The limitations of our study were lack of a control group, small number of study sample, the low socioeconomic status of patients admitting to this hospital, and the study sample not precisely reflecting the general population.

Conclusion

According to our findings from the study population, patients exposed to violence were mostly women, have low income level, low educational status also, psychiatric disorders were usually present both in the victim and the perpetrator; hence, we think that these are important variables that need to be considered. Also, majority of the perpetrators were partners or children and patients exposed to violence by their partners had higher anxiety levels, which may indicate a higher frequency of anxiety symptoms in this group of patients.
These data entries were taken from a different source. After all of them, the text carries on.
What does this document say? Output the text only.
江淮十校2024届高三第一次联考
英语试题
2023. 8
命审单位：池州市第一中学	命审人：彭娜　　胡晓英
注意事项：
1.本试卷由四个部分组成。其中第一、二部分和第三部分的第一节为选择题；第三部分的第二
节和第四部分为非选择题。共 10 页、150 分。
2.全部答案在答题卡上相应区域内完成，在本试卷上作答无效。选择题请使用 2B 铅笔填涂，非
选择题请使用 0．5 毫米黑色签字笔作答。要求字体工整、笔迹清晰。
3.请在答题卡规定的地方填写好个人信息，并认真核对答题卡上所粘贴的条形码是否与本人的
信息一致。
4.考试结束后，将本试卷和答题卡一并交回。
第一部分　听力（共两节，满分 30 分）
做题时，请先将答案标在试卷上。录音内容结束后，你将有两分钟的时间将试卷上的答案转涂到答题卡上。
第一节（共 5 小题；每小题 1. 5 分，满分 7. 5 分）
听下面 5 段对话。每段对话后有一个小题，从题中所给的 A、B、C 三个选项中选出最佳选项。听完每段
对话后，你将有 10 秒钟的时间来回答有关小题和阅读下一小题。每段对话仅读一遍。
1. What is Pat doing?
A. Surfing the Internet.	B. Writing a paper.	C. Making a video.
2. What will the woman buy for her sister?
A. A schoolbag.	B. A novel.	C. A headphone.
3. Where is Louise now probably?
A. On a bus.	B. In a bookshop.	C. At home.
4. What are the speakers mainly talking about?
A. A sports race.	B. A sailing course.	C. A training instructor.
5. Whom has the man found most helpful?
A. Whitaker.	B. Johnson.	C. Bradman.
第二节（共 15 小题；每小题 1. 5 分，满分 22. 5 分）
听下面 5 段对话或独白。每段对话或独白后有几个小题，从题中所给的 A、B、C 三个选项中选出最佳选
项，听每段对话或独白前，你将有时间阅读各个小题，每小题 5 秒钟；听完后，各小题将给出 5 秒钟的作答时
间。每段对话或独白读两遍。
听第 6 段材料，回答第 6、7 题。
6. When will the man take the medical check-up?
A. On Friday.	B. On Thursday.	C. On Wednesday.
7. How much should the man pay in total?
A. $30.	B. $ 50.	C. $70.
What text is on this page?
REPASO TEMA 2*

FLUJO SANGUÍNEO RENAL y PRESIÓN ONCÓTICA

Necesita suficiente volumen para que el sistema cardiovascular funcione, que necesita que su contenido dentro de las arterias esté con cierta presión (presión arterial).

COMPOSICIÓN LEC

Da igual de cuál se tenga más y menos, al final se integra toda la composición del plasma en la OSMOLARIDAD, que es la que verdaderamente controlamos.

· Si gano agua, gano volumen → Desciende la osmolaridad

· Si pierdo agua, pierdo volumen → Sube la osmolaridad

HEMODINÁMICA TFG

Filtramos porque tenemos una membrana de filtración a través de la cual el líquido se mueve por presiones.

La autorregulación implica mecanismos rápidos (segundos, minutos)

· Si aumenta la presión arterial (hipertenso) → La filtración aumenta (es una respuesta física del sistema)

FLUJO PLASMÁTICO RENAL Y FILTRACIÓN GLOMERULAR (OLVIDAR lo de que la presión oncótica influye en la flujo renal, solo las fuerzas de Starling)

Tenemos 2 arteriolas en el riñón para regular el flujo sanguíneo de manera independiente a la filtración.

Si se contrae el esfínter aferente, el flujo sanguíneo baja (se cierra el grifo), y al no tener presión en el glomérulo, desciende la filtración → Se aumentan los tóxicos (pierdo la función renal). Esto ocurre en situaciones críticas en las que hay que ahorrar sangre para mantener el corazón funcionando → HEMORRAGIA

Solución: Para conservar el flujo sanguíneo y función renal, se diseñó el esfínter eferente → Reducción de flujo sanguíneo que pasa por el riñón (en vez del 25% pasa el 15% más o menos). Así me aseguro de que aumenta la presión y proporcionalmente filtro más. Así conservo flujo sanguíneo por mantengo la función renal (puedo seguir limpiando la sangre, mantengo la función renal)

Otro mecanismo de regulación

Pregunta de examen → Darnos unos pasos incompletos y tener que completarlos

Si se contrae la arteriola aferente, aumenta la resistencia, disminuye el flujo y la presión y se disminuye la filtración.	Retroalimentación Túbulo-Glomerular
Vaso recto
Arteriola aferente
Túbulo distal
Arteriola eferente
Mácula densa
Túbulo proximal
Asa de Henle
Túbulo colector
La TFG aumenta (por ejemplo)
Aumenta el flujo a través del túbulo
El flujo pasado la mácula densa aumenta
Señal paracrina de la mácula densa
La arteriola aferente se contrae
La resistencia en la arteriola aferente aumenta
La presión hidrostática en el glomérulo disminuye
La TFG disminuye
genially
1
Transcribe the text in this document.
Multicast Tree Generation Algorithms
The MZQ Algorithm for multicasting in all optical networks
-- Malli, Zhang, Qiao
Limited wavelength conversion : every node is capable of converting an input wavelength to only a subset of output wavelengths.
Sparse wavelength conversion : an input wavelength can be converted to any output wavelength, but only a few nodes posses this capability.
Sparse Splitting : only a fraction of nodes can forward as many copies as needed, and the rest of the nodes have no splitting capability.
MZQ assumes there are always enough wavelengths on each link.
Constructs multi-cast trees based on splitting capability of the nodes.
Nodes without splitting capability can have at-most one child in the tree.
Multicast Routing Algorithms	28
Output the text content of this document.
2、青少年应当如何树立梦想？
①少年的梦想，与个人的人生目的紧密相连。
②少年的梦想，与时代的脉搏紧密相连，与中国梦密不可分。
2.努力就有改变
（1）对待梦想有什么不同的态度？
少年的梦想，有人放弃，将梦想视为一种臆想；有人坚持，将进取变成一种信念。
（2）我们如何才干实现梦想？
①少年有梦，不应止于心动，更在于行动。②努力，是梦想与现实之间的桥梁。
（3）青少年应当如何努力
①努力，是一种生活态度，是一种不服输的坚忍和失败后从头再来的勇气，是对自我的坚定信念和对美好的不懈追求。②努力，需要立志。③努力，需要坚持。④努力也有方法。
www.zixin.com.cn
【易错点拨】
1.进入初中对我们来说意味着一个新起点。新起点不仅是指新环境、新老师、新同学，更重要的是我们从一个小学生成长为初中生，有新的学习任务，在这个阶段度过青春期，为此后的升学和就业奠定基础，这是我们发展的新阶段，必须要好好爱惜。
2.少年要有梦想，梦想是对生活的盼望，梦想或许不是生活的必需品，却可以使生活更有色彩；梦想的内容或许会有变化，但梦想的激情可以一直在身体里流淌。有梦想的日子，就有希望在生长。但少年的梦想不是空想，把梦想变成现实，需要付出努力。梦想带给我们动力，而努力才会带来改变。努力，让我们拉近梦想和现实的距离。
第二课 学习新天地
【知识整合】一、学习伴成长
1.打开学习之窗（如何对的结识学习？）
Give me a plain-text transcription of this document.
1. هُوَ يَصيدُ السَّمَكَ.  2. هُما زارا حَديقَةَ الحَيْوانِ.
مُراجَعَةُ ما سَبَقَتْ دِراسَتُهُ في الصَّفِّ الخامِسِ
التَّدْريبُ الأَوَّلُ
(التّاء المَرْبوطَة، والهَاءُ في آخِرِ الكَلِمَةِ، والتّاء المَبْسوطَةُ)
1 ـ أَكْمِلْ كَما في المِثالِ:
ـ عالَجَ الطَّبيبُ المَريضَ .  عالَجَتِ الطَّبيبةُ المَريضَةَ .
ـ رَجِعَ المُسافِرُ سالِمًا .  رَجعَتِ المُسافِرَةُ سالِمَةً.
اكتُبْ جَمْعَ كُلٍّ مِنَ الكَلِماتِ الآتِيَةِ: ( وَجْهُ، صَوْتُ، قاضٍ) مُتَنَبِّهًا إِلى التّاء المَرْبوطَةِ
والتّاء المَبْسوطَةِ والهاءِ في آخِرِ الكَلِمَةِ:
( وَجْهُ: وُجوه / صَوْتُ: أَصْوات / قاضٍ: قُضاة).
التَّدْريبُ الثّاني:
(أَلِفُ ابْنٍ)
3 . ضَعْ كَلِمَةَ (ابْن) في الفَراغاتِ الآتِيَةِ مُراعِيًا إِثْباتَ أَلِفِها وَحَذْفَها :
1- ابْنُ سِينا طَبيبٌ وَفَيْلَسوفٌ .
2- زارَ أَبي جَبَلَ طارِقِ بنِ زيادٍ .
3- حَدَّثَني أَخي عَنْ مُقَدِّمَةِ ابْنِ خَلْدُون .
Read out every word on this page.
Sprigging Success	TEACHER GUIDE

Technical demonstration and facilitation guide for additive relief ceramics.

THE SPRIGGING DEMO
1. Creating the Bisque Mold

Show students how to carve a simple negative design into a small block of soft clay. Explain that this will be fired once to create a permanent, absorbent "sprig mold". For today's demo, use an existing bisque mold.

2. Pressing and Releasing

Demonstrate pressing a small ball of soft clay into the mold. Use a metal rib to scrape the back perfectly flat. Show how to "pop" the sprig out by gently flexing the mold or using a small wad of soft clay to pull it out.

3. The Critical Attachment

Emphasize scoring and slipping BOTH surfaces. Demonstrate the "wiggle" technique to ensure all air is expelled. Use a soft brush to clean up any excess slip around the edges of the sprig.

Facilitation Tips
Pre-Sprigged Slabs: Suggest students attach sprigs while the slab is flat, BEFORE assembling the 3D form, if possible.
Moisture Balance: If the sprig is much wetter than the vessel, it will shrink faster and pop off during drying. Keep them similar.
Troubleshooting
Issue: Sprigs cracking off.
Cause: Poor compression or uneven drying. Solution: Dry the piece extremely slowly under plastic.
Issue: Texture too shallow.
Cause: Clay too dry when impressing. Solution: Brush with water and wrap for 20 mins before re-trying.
On the other hand, we found that patients exposed to violence by their parents were found to have lower anxiety levels, which may suggest that ongoing domestic violence from childhood might have become a more tolerated situation. Also, presence of psychiatric diagnoses, organic disease histories, alcohol use, smoking and family history of psychiatric disorders in patients exposed to violence may suggest a benefit in reviewing the predictors of violence again. We believe that controlled, randomized studies with bigger samples may provide further contributions to literature.

Female sex, low education level, low income, history of psychiatric disorder in the victim and family can be seen as determining factors of exposure to violence. Also, majority of the perpetrators being partners and children and anxiety levels of patients exposed to violence by their partners being high may suggest that domestic violence is more common and more often causes psychiatric disorders. Lower anxiety levels in patients exposed to violence by their parents may indicate that domestic violence since childhood is a conventional and tolerated condition.

Disclosure

The authors report no conflicts of interest in this work.